The Caddy Who Played With Hickory Book Review

April 29, 2008

imageThe Caddie Who Played with Hickory
Grade: A
Teacher’s Comments: It’s a good story, but even better in the way it evokes a particular time and place.

With The Caddie Who Played With Hickory, John Coyne returns to the world of the Midlothian Country Club. As in his earlier golf novel, the Caddie Who Knew Ben Hogan, the focus is not on the members, but on the caddies, wait staff and other help who keep the place running.
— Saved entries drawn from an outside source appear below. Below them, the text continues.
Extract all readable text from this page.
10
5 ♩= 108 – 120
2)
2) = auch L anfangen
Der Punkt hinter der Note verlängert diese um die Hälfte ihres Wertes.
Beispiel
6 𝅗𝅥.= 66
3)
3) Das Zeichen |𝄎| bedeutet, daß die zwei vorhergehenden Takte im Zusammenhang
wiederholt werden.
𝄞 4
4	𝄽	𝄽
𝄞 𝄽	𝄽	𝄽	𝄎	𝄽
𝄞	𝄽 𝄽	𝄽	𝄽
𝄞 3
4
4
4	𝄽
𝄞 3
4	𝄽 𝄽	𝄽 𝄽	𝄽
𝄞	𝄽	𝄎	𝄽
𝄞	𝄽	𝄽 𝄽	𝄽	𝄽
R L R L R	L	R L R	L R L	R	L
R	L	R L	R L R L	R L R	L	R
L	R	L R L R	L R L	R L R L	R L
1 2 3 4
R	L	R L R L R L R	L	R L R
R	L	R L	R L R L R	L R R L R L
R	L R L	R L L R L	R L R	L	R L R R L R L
It’s a wonderful read, and manages to convey a strong impression of time and place.

The year is 1946, and with that summer comes the news that the legendary Walter Hagen will return to Midlothian to commemorate his 1914 US Open victory at the Club. The game of golf has changed greatly in those thirty years, but for this event, Hagen will return to playing the hickory shafted clubs with which he made his mark.

Hagen’s return offers an opportunity for two caddies at the club: Tom O’Shea, who needs to find a way to get through college; and Harrison Cornell, a mysterious older newcomer who is somehow linked to Hagen’s past. Cornell teaches O’Shea to play with hickory shafted clubs, and together they plot to have him play a match against The Haig.

A terrific writer, Coyne has a particular skill for crafting interesting and believable characters. I think he could write a book about virtually every one of the characters in “Hickory.” Oddly though, for me the least believable character in the book also was one of the two around whom it revolves: Harrison Cornell. Coyne’s other characters might have been people he actually met; Cornell was someone he made up, and never quite got to know.

Coyne obviously is a fan and a player of the game of golf. His descriptions of play and on-course strategies are for me dead on.  He also has apparently played with hickory, for his descriptions of how to play those old shafts are very informative.  I’ve never played with hickory (nor likely ever will), but from Coyne’s descriptions, it seems as though it would be like playing with a graphite shaft that has too much flex.

Another strong theme in the book is one you’d expect—that of class consciousness in the late 1940s and 1950s. O’Shea, the other caddies and the “help” live in an entirely different world from the members. And O’Shea’s interest in one of the members’ daughters presents an interesting thread throughout. Coyne, I am certain has experienced these distinctions himself.

I enjoyed the book so much (and also his first golf book, The Caddy Who Knew Ben Hogan) that I am hoping that Coyne has another “caddy” book in his bag. The first two were so good, that a “trilogy” seems a natural.